Par Le Figaro.fr avec AFP

RDC : l’UE maintient ses sanctions contre des proches de Joseph Kabila à l’exception de deux cas

décembre 9, 2019

Lambert Mende, ministre congolais des Médias, lros d'une conférence de presse à Kinshasa le 19 septembre 2016.

Lambert Mende, ministre congolais des Médias, lros d’une conférence de presse à Kinshasa le 19 septembre 2016. © Gwenn Dubourthoumieu pour JA

 

Le Conseil européen a annoncé lundi le maintien « des mesures restrictives individuelles » à l’encontre de plusieurs proches de Joseph Kabila. Quatorze personnes étaient visées, mais l’UE a décidé de lever les sanctions à l’encontre de deux d’entre elles : l’ancien porte-parole du gouvernement, Lambert Mende, et l’ex-responsable de la sécurité intérieure au sein de l’ANR, Roger Kibelisa.

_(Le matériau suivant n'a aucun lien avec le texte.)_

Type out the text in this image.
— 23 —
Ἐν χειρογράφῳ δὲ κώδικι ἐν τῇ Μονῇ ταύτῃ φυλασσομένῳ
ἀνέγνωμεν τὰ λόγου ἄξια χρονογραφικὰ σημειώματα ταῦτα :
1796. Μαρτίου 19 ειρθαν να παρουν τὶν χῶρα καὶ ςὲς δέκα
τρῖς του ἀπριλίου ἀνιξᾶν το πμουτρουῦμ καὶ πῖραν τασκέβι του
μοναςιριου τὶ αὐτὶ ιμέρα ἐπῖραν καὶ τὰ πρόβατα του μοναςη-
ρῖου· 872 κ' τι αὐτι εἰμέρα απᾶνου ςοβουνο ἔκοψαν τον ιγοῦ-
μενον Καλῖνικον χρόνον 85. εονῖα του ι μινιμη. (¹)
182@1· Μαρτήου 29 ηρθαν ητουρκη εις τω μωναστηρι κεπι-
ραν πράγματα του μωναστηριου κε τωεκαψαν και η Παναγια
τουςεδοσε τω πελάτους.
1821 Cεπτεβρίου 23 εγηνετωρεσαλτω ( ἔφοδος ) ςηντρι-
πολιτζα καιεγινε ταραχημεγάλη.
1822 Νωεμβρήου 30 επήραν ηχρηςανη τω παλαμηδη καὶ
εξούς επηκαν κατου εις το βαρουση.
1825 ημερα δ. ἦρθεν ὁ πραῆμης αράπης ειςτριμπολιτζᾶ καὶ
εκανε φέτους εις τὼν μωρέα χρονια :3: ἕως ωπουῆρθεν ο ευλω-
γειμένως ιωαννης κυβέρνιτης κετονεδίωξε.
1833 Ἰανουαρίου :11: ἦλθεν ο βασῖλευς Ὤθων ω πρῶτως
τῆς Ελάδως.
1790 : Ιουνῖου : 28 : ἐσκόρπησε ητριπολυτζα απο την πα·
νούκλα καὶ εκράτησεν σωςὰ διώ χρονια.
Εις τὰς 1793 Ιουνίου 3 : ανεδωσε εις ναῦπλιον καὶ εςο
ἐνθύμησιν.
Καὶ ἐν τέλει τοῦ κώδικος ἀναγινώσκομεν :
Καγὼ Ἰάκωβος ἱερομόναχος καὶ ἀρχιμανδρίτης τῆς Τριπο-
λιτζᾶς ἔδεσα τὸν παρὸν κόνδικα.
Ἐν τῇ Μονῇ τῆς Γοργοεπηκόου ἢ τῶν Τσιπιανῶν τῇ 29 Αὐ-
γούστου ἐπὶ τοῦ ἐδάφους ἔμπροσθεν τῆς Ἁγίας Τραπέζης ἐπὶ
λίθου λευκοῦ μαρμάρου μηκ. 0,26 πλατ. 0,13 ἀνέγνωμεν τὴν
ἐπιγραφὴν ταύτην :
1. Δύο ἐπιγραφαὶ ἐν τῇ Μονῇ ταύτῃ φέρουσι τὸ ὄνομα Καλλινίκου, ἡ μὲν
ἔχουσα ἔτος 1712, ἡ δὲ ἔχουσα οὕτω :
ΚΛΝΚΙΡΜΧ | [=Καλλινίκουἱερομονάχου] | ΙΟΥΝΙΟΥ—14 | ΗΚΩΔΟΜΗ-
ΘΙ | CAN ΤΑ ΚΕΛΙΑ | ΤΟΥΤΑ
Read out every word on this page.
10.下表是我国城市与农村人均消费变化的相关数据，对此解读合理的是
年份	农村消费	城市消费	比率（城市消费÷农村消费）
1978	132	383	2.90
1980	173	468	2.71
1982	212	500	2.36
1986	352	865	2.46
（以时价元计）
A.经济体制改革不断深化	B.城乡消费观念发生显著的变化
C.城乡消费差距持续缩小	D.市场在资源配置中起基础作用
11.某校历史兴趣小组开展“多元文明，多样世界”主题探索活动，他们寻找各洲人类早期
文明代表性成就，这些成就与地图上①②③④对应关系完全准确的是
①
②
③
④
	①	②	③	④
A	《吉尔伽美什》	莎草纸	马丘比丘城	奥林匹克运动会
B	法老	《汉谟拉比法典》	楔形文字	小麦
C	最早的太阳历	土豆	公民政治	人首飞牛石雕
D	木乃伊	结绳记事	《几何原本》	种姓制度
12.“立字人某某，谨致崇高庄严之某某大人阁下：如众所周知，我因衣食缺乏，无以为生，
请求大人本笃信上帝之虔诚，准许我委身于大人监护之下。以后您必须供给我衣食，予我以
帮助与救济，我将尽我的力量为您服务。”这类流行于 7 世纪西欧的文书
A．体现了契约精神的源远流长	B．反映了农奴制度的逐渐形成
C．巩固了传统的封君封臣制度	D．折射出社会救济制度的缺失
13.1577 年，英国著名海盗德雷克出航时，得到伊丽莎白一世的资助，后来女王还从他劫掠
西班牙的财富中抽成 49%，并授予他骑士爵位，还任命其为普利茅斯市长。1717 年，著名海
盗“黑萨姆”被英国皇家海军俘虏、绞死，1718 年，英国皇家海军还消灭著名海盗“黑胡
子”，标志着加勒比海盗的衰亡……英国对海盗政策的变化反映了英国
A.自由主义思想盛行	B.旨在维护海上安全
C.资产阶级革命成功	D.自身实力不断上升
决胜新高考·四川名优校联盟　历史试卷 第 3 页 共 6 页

Après d’intenses tractations diplomatiques entre ses pays membres, le Conseil européen a officialisé, lundi 9 décembre, le maintien des sanctions qui visent depuis décembre 2016 et mai 2017 plusieurs personnalités congolaises accusées de graves violations des droits de l’homme et d’entrave au processus électoral. Au total, quatorze personnalités congolaises figuraient sur la liste, dont la plupart étaient de hauts gradés militaires et des personnalités politiques proches de l’ancien président Joseph Kabila.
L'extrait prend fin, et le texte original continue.